The historical and religious significance of a tiny, ancient wall carving that might be bulldozed to make way for 2,500 homes has prompted growing debate between local American Indian groups and Irvine Co.
The carving looks like little more than a doodle, according to archeologists who have seen it--a wavy line about 4 inches long with a circle at one end. It was cut into the wall of a shallow cave by a Native American almost 2,000 years ago on what is now Irvine Co. land near the Turtle Rock community in Irvine.
Company officials and archeologists have invited local tribal representatives to view it and submit ideas for its fate. But they say there are far larger, more significant finds that will be preserved in the area.
Local Native American groups, however, say the site and others like it are sacred grounds that all should be left intact.
"The Turtle Rock area is considered one of the more sacred areas, and I would imagine these sites could be tied to some of our major villages," said Dameon Shilo, chairman of the Juaneno Band of Mission Indians.

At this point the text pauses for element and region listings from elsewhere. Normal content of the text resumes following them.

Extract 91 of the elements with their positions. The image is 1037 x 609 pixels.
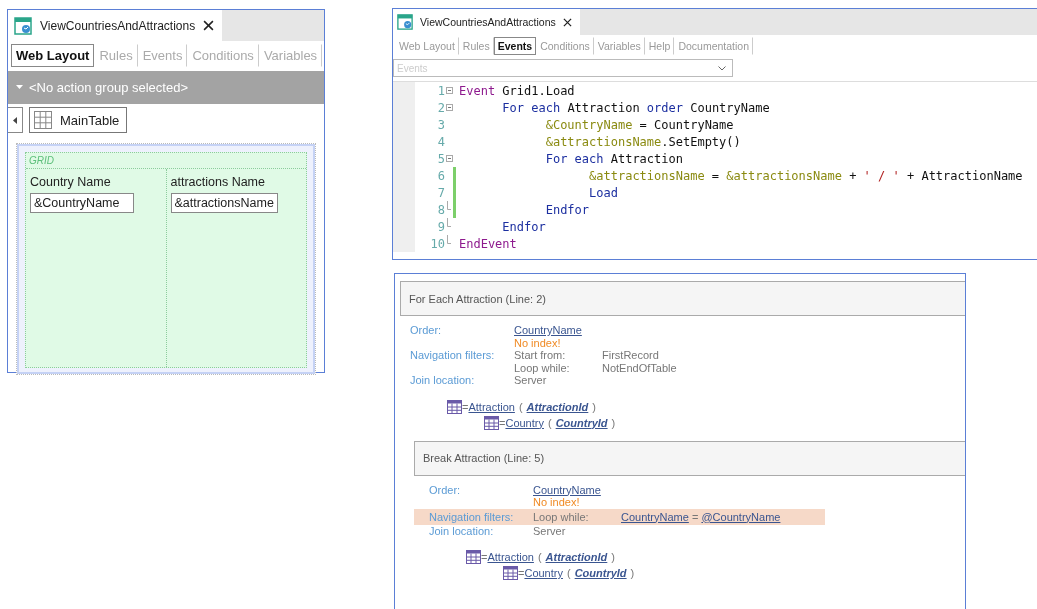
code-line: Endfor [501,219,546,234]
warning-text: No index! [533,496,580,509]
link[interactable]: Attraction [487,549,534,565]
field-label: Join location: [429,524,495,537]
document-title: ViewCountriesAndAttractions [40,18,196,33]
field-value: Start from: [514,349,567,362]
line-number: 5 [436,151,445,166]
chevron-down-icon [718,65,726,71]
paren: ) [592,399,596,415]
paren: ( [566,566,571,581]
collapse-icon[interactable] [445,104,453,111]
section-header: For Each Attraction (Line: 2) [400,281,965,316]
line-number: 7 [436,185,445,200]
table-icon [447,399,462,414]
section-header: Break Attraction (Line: 5) [414,440,965,476]
field-label: Order: [410,324,443,337]
code-line: For each Attraction order CountryName [501,100,770,115]
line-number: 2 [436,100,445,115]
line-number: 8 [436,202,445,217]
back-button[interactable] [8,107,23,133]
paren: ) [630,566,635,581]
field-value: Loop while: [514,361,571,374]
line-number: 1 [436,83,445,98]
code-line: Load [588,185,618,200]
action-group-label: <No action group selected> [29,80,188,95]
warning-text: No index! [514,336,561,349]
link[interactable]: @CountryName [701,510,781,523]
line-number: 6 [436,168,445,183]
link[interactable]: CountryId [574,565,627,581]
input-field[interactable]: &attractionsName [170,193,278,213]
paren: ) [611,550,615,565]
document-tab[interactable]: ViewCountriesAndAttractions [393,9,580,35]
line-number: 3 [436,117,445,132]
code-line: For each Attraction [544,151,683,166]
equals-sign: = [481,550,488,565]
field-label: Order: [429,483,462,496]
paren: ( [547,415,552,431]
code-line: &CountryName = CountryName [544,117,734,132]
main-table-button[interactable]: MainTable [29,107,128,133]
equals-sign: = [499,415,506,431]
link[interactable]: CountryName [621,510,689,523]
line-number: 9 [436,219,445,234]
link[interactable]: Country [505,414,544,431]
link[interactable]: Attraction [468,398,515,415]
field-value: NotEndOfTable [602,361,677,374]
code-line: Endfor [544,202,590,217]
equals-sign: = [462,399,469,415]
code-line: Event Grid1.Load [459,83,575,98]
table-icon [466,550,481,564]
code-line: &attractionsName = &attractionsName + ' / ' + AttractionName [588,168,1023,183]
paren: ( [518,399,523,415]
collapse-icon[interactable] [445,87,453,94]
operator: = [690,510,700,523]
link[interactable]: CountryId [555,414,608,431]
link[interactable]: CountryName [533,483,601,496]
close-icon[interactable] [562,17,572,27]
form-icon [397,14,413,30]
document-tab[interactable]: ViewCountriesAndAttractions [8,10,223,41]
table-icon [34,111,52,129]
link[interactable]: AttractionId [526,398,589,415]
input-field[interactable]: &CountryName [30,193,134,213]
link[interactable]: AttractionId [545,549,608,565]
column-header: attractions Name [170,175,266,189]
line-number: 4 [436,134,445,149]
field-label: Navigation filters: [429,509,515,525]
form-icon [14,16,32,35]
paren: ( [537,550,542,565]
tab[interactable]: Events [493,37,537,55]
code-line: EndEvent [459,236,517,251]
field-value: Server [533,524,566,537]
table-icon [503,566,518,580]
equals-sign: = [518,566,525,581]
paren: ) [611,415,616,431]
table-icon [484,415,499,430]
tab[interactable]: Web Layout [11,44,95,67]
link[interactable]: CountryName [514,324,582,337]
link[interactable]: Country [524,565,563,581]
left-arrow-icon [13,116,17,124]
line-number: 10 [429,236,445,251]
column-header: Country Name [30,175,112,189]
field-value: Server [514,374,547,387]
grid-label: GRID [28,154,55,168]
field-value: Loop while: [533,509,590,525]
field-value: FirstRecord [602,349,659,362]
field-label: Navigation filters: [410,349,496,362]
field-label: Join location: [410,374,476,387]
caret-icon [16,85,23,90]
collapse-icon[interactable] [445,155,453,162]
close-icon[interactable] [203,20,215,31]
code-line: &attractionsName.SetEmpty() [544,134,741,149]
document-title: ViewCountriesAndAttractions [420,16,556,28]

The hollow with the carving is one of nine containing Indian artifacts that dot 1,600 rugged acres in Irvine at the foot of the San Joaquin Hills. Seven will be preserved on about 1,000 open acres bordered roughly by the San Joaquin Hills toll road, Shady Canyon Road and Bonita Canyon Drive.
The remaining two, which sit on opposite sides of an unnamed creek, are in the middle of an area where Irvine Co. has approval to build the homes.
One of the sites is definitely destined for demolition. Numerous archeologists agree that the crushed shells and chipped stone inside tell little about the Native Americans who used it. The site has been documented, as required by law, and archeologists will monitor demolition in case other artifacts hidden deeper in the soil are turned up. If so, any significant artifacts will be removed.
The other cave contains the wall carving that some consider a valuable archeological find.
Although such cave drawings or carvings exist throughout Southern California, the debate over this one centers on whether every fragment can or should be preserved to maintain historic and cultural links.
The floor of the cave containing the small etching is thick with midden--a dark, greasy soil mixed with shells, plant material and chipped stone. Archeologists say the midden shows that tribes probably ate meals there, perhaps as long as 1,700 years ago. The chipped stone suggests that tribal members also fashioned their arrowheads in the rock shelter.
Like other etchings found in caves around the county, archeologists say, it holds clues to ancient civilizations that roamed the area, some dating back 3,000 years.
The language of the walls--the carvings and drawings--is unknown, and experts say they can only guess at the meaning. Some could have served as navigational tools; some could have religious or ceremonial connotations. But some experts say there is still information that can be gleaned from them.
"We believe the site is important and still has a lot of information in it," said Pamela Maxwell, an archeologist with the Army Corps of Engineers who examined the cave. "It can tell us what was going on at that time. But ultimately, it's the Irvine Co.'s property, and we cannot legally demand that they save it."
Preserving Sites Isn't Mandatory
Under the California Environmental Quality Act and the National Historic Preservation Act, developers are required to study the significance of archeological sites. While preservation is encouraged, it isn't mandatory. The developer can build over the site, provided that the artifacts and other important information are documented in some way.
But to members of the Juaneno and Gabrielino/Tongva tribes, whose ancestors inhabited the area, the value of the rock shelters goes beyond their scientific worth. They are sacred ground and should be preserved--no matter how insignificant the artifacts may appear to be, the tribes say.
"This is part of our history; it is tied to our culture," Shilo said.
Paul Apodaca, a Chapman University professor and an authority on Native American studies, cautions against tampering with historic sites no matter how small they might be.
"It's not acceptable to destroy the artifacts of history, even if they are documented on paper," said Apodaca, a Native American. "Later generations can always question whether that documentation is accurate or even true."
Irvine Co. generally favors preservation but believes it can be taken to an extreme, said Steve Letterly, vice president of environmental permitting.
"At some point, these groups will have to decide what's important to preserve," said Steve Conkling, an archeologist hired by Irvine Co. to study the cave.